Christina, UPGRADE. But one caveat--you mention a feeding tube, so we may not be talking about the same appliance. The Mini-Prep does not have a feeding tube--it's literally too small for one.

My original Cuisinart was the conventional kitchen size, though they made one extra large capacity. I don't know sizes, but I'd guess 5-6 cups. The Mini-Prep is WAY smaller, about 1.5 cups, and I expected it to be a small-capacity alternative to the regular Cuisinart whose bowl is too big and therefore too shallow for small volumes.

But it didn't work out like that. It's inconsistent at tasks like nut chopping, as shown by this example, and it never achieves a true puree--never really smooth nor creamy. The blades trap stuff below them and do not move fast enough to outrun the swirling mass, so it just whizzes the food to a point and then moves it around in circles. I've used it mostly to grind something solid into a salad dressing where a liquid would keep the solids suspended and moving, and it does a nice job on a small quantity of pesto or romesceau because both are coarse grinds and that's all this thing does well. But many other tasks I expected it to be useful for, it's not.
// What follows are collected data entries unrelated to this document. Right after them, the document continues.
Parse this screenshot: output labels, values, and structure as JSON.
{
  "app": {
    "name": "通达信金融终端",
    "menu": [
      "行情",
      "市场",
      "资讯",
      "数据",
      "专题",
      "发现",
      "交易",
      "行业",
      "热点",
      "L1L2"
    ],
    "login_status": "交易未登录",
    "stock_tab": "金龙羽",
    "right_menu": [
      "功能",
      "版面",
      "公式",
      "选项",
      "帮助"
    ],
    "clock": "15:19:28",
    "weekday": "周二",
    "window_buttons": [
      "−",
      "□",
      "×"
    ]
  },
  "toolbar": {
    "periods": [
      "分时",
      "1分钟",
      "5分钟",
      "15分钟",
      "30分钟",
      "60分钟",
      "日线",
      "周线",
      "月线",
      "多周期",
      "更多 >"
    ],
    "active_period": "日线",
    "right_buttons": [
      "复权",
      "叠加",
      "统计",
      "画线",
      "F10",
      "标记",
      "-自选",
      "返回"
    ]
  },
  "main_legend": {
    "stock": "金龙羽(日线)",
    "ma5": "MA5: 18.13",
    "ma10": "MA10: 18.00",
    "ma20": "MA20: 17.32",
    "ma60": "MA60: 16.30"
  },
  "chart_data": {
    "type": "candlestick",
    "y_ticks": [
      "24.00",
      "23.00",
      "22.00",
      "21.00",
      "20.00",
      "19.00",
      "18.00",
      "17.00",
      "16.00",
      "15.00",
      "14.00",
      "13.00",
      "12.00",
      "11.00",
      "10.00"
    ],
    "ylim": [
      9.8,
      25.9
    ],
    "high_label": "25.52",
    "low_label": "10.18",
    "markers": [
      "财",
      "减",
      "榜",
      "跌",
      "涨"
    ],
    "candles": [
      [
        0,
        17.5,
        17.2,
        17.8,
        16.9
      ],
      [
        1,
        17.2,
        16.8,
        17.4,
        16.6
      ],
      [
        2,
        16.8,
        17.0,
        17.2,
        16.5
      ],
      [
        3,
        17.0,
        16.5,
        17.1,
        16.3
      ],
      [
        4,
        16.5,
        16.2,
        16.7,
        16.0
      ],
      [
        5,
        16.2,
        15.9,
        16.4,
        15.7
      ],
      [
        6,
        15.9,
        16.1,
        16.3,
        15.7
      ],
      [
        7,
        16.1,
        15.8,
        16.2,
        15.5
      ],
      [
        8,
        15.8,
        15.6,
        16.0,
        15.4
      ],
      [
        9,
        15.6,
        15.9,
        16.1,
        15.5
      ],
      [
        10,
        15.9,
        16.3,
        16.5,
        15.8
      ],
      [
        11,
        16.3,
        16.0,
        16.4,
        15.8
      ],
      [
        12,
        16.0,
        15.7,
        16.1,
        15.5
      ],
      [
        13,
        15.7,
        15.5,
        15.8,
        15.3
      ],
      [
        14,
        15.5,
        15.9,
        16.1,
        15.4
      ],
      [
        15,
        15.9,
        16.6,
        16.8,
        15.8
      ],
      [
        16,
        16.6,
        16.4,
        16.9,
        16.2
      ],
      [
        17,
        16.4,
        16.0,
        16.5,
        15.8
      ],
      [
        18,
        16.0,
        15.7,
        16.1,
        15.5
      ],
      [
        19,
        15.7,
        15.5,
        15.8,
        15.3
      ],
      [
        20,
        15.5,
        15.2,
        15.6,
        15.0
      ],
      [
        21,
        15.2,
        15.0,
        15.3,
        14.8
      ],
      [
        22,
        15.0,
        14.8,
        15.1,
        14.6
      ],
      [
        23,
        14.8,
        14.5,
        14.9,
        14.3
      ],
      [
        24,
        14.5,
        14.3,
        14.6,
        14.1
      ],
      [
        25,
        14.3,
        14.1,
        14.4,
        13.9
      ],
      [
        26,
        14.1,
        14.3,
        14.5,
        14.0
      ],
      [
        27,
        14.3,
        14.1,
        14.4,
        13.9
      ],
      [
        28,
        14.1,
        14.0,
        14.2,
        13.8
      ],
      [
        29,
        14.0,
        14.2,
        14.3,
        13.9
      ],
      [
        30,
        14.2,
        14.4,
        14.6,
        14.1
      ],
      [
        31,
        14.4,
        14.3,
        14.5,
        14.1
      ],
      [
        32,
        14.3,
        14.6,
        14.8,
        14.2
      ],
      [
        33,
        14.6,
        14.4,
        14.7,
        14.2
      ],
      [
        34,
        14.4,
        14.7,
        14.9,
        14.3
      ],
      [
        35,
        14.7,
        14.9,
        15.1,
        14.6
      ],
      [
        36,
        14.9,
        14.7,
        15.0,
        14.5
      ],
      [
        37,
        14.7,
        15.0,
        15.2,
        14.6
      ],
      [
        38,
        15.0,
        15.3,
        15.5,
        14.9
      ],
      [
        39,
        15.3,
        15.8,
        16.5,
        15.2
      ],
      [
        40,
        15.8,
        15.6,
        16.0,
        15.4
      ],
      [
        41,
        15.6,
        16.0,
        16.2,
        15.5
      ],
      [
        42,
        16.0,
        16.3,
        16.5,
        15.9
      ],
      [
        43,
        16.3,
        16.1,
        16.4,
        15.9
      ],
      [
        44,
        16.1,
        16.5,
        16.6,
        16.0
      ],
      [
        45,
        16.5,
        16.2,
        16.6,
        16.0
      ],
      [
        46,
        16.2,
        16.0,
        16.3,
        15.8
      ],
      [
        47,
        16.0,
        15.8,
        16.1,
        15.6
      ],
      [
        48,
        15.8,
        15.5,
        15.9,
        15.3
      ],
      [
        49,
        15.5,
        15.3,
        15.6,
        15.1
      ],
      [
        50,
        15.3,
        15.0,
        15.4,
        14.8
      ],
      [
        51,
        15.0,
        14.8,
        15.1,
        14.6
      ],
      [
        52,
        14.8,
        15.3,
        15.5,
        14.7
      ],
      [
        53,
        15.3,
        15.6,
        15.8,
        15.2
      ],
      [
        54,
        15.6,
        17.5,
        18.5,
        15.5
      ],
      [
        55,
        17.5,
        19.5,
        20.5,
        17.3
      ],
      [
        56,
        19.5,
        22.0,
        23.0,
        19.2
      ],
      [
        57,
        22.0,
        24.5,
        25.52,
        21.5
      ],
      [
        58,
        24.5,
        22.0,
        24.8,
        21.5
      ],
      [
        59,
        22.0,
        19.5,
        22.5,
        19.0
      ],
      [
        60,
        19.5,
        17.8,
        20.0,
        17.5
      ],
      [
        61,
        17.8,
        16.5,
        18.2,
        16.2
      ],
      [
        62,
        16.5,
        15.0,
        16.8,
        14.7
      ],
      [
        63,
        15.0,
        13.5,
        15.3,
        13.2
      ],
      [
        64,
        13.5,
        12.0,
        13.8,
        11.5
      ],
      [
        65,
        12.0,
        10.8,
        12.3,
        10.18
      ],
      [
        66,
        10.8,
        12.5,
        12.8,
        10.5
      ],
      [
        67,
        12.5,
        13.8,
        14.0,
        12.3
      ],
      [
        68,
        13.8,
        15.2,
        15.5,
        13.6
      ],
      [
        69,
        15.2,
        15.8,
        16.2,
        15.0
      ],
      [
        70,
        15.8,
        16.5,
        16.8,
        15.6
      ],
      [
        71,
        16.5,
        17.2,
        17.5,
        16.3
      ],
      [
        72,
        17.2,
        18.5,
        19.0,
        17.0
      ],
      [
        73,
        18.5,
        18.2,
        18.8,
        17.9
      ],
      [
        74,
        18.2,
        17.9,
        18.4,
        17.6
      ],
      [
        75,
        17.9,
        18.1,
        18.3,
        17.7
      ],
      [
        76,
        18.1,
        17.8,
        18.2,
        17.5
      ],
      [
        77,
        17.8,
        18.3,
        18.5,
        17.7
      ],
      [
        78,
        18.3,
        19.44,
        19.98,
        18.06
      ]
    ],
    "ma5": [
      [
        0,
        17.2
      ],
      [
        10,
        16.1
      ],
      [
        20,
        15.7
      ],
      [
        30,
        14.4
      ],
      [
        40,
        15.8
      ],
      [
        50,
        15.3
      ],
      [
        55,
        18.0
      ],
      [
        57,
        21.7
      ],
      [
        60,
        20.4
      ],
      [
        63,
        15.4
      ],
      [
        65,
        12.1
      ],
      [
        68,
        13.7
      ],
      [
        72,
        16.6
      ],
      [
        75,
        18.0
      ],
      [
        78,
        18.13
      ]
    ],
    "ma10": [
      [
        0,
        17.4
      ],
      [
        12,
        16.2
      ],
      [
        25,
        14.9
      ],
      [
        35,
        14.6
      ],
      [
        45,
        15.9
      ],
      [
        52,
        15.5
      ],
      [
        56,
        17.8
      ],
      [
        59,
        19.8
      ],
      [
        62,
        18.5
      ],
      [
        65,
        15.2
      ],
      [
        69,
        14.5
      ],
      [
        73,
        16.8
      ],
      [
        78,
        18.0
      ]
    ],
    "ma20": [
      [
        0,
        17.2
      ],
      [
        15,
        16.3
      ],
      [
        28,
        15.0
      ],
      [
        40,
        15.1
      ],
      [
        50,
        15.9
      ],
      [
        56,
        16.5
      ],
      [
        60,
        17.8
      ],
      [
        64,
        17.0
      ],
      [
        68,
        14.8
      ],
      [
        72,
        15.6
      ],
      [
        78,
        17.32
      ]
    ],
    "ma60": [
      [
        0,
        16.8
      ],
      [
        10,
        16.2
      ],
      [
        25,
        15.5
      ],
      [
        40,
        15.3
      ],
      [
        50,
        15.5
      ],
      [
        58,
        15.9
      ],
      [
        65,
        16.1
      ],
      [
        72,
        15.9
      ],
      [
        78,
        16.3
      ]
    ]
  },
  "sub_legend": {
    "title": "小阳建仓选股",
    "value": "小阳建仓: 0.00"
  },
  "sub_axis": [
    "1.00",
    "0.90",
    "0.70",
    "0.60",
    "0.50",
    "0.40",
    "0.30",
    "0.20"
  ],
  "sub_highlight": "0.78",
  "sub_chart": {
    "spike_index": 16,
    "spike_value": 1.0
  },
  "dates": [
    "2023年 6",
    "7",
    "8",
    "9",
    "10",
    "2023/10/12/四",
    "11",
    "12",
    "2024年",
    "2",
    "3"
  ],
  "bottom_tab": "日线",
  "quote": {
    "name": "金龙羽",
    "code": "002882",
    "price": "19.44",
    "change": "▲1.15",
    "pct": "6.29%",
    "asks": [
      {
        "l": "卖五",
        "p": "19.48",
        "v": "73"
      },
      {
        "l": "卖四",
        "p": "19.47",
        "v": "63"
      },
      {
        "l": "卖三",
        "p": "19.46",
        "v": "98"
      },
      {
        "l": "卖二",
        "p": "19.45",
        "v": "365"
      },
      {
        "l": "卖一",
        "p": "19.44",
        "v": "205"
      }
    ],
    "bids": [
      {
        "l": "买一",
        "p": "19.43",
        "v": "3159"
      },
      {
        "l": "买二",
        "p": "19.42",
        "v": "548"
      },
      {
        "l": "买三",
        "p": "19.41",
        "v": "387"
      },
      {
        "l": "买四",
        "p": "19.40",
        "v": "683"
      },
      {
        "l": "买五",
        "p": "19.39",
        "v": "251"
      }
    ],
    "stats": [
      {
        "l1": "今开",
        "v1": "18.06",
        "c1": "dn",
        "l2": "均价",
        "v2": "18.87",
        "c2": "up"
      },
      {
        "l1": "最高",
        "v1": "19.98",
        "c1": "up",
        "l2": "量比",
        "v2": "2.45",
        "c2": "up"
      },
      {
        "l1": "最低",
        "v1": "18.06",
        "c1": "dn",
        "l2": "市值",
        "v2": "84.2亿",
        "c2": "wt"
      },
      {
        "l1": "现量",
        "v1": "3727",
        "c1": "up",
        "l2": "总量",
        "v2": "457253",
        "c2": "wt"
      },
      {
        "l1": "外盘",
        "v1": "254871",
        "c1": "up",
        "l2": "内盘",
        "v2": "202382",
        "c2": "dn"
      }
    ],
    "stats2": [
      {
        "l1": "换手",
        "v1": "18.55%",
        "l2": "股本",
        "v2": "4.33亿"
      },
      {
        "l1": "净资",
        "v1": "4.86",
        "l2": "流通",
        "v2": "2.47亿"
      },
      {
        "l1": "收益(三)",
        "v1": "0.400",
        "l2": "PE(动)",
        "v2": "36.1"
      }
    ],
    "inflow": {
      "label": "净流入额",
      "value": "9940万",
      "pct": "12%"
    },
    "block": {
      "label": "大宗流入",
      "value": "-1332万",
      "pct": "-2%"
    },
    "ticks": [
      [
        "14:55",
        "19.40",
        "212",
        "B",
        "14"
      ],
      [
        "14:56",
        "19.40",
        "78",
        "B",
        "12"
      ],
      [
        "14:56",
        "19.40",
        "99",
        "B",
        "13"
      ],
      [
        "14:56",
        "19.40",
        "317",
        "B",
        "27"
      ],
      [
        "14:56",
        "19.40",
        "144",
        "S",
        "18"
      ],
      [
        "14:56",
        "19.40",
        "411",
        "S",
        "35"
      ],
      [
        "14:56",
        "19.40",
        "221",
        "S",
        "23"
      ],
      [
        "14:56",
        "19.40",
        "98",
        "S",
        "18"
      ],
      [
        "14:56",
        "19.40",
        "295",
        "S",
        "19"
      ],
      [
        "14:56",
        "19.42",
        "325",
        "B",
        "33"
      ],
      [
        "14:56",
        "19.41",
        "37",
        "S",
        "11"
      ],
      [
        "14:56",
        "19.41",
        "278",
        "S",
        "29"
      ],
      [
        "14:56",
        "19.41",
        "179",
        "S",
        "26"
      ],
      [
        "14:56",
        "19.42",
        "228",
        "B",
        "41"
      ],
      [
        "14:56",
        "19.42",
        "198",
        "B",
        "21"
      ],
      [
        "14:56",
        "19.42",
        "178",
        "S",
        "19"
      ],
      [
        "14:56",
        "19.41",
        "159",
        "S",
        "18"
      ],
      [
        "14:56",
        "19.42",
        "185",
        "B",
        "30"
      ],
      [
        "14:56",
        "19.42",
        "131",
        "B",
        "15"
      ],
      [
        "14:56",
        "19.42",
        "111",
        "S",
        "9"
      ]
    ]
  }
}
The new one might well be what I wished the old one to be. It's the same power--250 watts--but the high-low angled blades hit the mass at two different elevations. My old larger Cuise has the same flat blade I'm complaining about in the Mini-Prep, but it at least has sufficient power to outrun the food its processing.

If the new regulation size Cuisinarts have an improved blade design, it could be something to consider.

Re blending liquid ingredients, I guess it depends on quantities and textures. I use an immersion blender or a food mill whenever I can, and only revert to a standard blender when quantities dictate. I tend to use the food processor for things I wouldn't use any of the others for: grinding meats, making progressive-step mixtures and forcemeats, mixing pasta doughs, and the like.